The Clark Family, entre Mattie Moss Clark et sa progéniture (Clark Sisters), une douzaine d’albums de gospel géniaux qui on été faits entre les années 70s et 90s.
The Yancey Brothers. Aucun lien avec Dilla, ces deux natifs de Chicago ont écrit et produit un nombre incalculable d’albums gospel et « laïques » pour eux et d’autres.
James Cleveland. Des centaines d’albums sur Savoy font de lui l’un des artistes de gospel les plus prolifiques de tous les temps.
Est-ce que tu as des anecdotes (drôles, tristes, touchantes) concernant cette quête ?
Je ne suis pas tellement un « gospeller » de cœur, je suis un homme du hip-hop, de la soul funk. Il se trouve que le gospel correspondait à ce que j’aimais déjà… Je collectionne toute sorte de musiques depuis des années mais le gospel est ce qui m’a séparé et démarqué de tous ceux qui font ce que je fais. Mon travail sur le gospel m’a amené deux de mes plus grandes idoles. Deux semaines après la sortie de « The Gospel According to Budgie 2 », Alchemist m’a envoyé un message sur Twitter, à propos d’un projet avec lui et uniquement avec des samples de gospel.

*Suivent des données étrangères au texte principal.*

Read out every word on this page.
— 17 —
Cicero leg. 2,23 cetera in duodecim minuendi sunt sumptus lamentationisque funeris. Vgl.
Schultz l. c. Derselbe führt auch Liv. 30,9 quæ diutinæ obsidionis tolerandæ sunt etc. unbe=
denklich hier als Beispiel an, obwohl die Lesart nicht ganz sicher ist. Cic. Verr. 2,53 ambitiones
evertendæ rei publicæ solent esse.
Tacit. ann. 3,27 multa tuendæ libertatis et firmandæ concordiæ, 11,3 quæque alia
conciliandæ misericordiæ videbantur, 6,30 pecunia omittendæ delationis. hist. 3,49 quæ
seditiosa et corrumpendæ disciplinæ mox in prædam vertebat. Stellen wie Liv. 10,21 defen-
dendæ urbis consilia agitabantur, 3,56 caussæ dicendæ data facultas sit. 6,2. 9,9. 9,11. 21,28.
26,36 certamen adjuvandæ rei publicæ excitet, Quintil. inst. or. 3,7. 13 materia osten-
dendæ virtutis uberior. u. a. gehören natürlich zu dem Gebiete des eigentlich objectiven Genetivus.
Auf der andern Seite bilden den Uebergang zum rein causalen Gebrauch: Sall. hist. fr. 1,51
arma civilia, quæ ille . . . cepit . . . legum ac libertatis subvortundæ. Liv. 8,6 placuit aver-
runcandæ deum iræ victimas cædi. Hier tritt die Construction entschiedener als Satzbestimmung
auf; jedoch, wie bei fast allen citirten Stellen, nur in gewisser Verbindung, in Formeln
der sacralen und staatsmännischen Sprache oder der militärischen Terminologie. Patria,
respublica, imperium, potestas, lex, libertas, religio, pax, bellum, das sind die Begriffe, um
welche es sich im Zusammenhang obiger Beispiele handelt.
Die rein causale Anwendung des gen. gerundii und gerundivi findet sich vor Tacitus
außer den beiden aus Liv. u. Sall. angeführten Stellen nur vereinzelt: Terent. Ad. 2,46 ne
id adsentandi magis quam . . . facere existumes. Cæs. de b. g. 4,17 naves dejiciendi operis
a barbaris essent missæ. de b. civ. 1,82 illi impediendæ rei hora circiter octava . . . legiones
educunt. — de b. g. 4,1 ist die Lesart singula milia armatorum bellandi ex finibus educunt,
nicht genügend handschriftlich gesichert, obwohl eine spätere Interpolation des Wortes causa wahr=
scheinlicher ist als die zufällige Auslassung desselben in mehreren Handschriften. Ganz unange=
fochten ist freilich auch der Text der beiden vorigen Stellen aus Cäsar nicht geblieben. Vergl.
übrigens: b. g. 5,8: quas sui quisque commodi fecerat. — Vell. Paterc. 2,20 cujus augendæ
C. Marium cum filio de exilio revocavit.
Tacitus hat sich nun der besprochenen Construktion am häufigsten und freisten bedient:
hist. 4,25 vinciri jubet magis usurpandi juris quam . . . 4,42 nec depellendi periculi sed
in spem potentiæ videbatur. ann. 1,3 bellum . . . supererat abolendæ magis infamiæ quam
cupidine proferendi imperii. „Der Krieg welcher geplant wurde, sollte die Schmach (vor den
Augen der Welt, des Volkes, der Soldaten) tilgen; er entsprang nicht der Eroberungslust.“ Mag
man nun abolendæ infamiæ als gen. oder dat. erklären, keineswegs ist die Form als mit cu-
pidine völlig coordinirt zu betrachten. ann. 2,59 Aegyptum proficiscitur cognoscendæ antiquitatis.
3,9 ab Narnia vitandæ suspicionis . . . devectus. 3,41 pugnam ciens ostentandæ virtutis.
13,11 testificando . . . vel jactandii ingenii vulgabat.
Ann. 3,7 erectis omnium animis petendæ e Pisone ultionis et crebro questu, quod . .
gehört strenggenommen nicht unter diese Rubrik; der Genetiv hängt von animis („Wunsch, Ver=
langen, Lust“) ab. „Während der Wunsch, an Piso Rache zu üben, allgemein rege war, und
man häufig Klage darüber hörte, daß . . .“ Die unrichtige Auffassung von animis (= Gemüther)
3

Même Kanye West s’est retrouvé à utiliser l’un des morceaux du mix pour son album « Yeezus ». Coïncidence, le morceau qu’il a choisi venait d’un enregistrement de Chicago. Je l’ai même acheté dans le sud de Chicago ! (Kanye est originaire de Chicago).
Tout tourne autour de paroles religieuses et spirituelles. Est-ce que, par tes découvertes et écoutes de ces musiques, tu as trouvé un message (religieux ou non) ?
Je n’écoute pas pour trouver le message, même s’il y a énormément de messages positifs. J’écoute pour le ressenti et le son. Je ne suis ni chrétien ni religieux mais je crois qu’il y a une réelle spiritualité universelle qui vient à travers la musique.
Est-ce qu’il y a quelconque envie ou matériel pour faire un mixtape gospel non-US ?
Il y a tout un tas de styles de gospel aux quatre coins du monde, il y a des groupes britanniques qui ont les sonorités que j’aime, mais je n’en possède pas assez ni ne connais d’endroits où en trouver assez afin de faire comme je l’ai fait avec le gospel US.
Quels sont tes projets actuels ?
J’ai acheté beaucoup d’enregistrements brésiliens ces temps-ci, à suivre. D’autres mixtapes de gospels. Un autre projet de gospel avec Alchemist, et des beats/instrus pour divers rappeurs et chanteurs à LA et ailleurs.